FVC Bankcorp, with $ 2 billion in assets, disclosed its investment in Atlantic Coast Mortgage in an 8-K report filed late Tuesday with the Securities and Exchange Commission. It did not say how much was paid for the 29% stake.

FVC is already providing mortgage lending on the Atlantic coast. A closer relationship will help the bank, which focuses primarily on commercial real estate lending, to expand its mortgage portfolio, Chairman and Chief Executive Officer David Pigor said in a press release on Tuesday.

In July, FVC agreed to a merger with Blue Ridge Bankshares in Charlottesville, Virginia. The $ 307 million deal is expected to close in the fourth quarter of 2021 or the first quarter of 2022.

As of June 30, FVC had mortgages totaling $ 156.6 million, 11% of its $ 1.42 billion loan portfolio.

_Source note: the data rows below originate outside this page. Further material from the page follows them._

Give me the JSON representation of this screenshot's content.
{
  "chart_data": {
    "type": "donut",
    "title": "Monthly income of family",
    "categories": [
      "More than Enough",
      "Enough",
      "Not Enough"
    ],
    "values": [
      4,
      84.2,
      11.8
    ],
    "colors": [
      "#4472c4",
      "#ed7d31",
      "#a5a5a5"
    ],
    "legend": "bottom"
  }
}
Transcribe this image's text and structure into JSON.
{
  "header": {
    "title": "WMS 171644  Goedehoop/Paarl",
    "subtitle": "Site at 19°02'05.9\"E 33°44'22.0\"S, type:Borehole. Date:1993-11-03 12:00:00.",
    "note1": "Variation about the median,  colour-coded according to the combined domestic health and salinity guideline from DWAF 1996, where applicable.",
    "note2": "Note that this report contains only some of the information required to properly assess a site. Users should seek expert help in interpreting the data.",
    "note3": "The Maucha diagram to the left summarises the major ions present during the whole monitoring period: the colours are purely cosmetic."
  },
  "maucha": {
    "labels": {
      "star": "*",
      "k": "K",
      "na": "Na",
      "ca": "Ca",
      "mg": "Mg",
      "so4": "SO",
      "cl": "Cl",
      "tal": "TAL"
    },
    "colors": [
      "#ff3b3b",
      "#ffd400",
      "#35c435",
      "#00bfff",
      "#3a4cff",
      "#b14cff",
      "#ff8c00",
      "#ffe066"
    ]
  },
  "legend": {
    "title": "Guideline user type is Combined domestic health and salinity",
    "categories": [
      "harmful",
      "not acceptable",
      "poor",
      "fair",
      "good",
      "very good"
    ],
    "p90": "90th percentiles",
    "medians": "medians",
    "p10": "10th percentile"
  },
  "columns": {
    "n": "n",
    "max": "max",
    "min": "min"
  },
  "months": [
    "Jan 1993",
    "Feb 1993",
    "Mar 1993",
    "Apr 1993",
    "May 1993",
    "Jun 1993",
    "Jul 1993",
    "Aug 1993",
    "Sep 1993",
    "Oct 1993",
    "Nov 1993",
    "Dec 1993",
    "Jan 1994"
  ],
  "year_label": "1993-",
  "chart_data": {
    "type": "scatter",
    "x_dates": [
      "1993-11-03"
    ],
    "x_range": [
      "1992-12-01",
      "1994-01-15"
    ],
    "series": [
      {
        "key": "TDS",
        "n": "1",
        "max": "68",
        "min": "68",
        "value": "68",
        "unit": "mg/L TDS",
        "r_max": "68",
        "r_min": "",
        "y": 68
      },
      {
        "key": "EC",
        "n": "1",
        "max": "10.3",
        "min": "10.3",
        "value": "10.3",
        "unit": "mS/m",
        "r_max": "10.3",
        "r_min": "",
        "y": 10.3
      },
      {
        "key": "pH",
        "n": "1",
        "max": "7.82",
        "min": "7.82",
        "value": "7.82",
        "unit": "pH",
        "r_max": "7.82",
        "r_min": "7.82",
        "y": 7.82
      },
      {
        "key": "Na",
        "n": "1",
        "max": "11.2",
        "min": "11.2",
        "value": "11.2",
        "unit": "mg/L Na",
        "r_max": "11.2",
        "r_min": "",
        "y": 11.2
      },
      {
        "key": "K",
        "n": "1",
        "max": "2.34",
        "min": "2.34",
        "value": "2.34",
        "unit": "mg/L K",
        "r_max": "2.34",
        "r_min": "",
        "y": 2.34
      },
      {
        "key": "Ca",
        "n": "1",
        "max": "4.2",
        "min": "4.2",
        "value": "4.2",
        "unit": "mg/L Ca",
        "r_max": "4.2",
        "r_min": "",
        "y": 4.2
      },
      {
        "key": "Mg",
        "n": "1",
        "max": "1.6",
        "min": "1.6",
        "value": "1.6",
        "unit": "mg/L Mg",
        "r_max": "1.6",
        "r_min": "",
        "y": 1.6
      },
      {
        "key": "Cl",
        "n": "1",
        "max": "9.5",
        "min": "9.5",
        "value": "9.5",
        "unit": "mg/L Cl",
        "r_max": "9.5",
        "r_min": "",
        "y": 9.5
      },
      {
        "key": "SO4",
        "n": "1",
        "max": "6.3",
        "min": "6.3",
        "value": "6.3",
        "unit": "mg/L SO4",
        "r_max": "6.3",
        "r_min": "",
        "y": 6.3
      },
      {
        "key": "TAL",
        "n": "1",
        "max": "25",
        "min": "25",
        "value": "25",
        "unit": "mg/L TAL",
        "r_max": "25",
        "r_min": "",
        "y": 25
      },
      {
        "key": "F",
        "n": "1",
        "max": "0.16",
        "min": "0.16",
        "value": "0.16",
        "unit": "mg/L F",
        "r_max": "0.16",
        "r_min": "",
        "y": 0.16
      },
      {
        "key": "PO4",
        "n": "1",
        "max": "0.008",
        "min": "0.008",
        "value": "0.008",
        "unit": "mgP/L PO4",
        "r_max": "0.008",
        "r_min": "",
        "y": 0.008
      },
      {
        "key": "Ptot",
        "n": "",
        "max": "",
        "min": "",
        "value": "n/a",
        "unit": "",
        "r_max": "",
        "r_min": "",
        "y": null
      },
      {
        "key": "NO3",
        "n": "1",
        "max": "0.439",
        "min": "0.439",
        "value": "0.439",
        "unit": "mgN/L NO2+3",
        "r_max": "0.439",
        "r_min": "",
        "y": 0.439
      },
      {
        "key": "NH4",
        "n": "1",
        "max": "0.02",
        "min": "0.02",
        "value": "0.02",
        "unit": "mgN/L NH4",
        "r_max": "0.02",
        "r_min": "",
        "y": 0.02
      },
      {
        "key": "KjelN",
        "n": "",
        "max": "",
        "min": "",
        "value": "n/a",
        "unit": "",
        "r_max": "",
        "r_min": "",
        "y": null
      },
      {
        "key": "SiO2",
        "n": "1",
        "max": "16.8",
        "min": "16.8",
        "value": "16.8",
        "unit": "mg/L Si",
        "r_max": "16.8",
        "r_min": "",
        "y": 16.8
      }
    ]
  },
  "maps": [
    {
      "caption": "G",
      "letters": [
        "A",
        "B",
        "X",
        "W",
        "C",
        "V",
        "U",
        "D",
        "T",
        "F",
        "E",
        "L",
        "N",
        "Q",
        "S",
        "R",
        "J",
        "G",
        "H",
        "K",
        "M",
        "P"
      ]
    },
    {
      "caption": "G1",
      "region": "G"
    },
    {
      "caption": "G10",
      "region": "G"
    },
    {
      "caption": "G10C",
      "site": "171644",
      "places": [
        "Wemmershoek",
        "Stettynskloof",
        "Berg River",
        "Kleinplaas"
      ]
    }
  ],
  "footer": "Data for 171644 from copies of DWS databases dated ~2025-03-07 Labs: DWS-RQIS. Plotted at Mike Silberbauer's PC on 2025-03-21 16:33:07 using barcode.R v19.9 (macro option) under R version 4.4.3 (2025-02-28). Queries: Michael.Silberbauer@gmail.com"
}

“This partnership will enable us to provide competitive home mortgage products to our clients while increasing our financial capacity and income structure,” said Pigor, who did not respond to a request for comment at the time of publication.

Founded in 2011, Atlantic Coast has 12 subsidiaries in Virginia, Washington DC, Maryland and South Carolina.

FVC’s deal with the Atlantic Coast was struck four months after the $ 9.3 billion acquisition of Veritex Holdings in Dallas. acquired 49% of shares at Thrive Mortgage, a home lender in Georgetown, Texas.

While refinancing operations are expected to sharply decline in 2022, new home purchases will remain at record levels, approaching $ 1.8 trillion, according to the latest forecast by the Mortgage Bankers Association.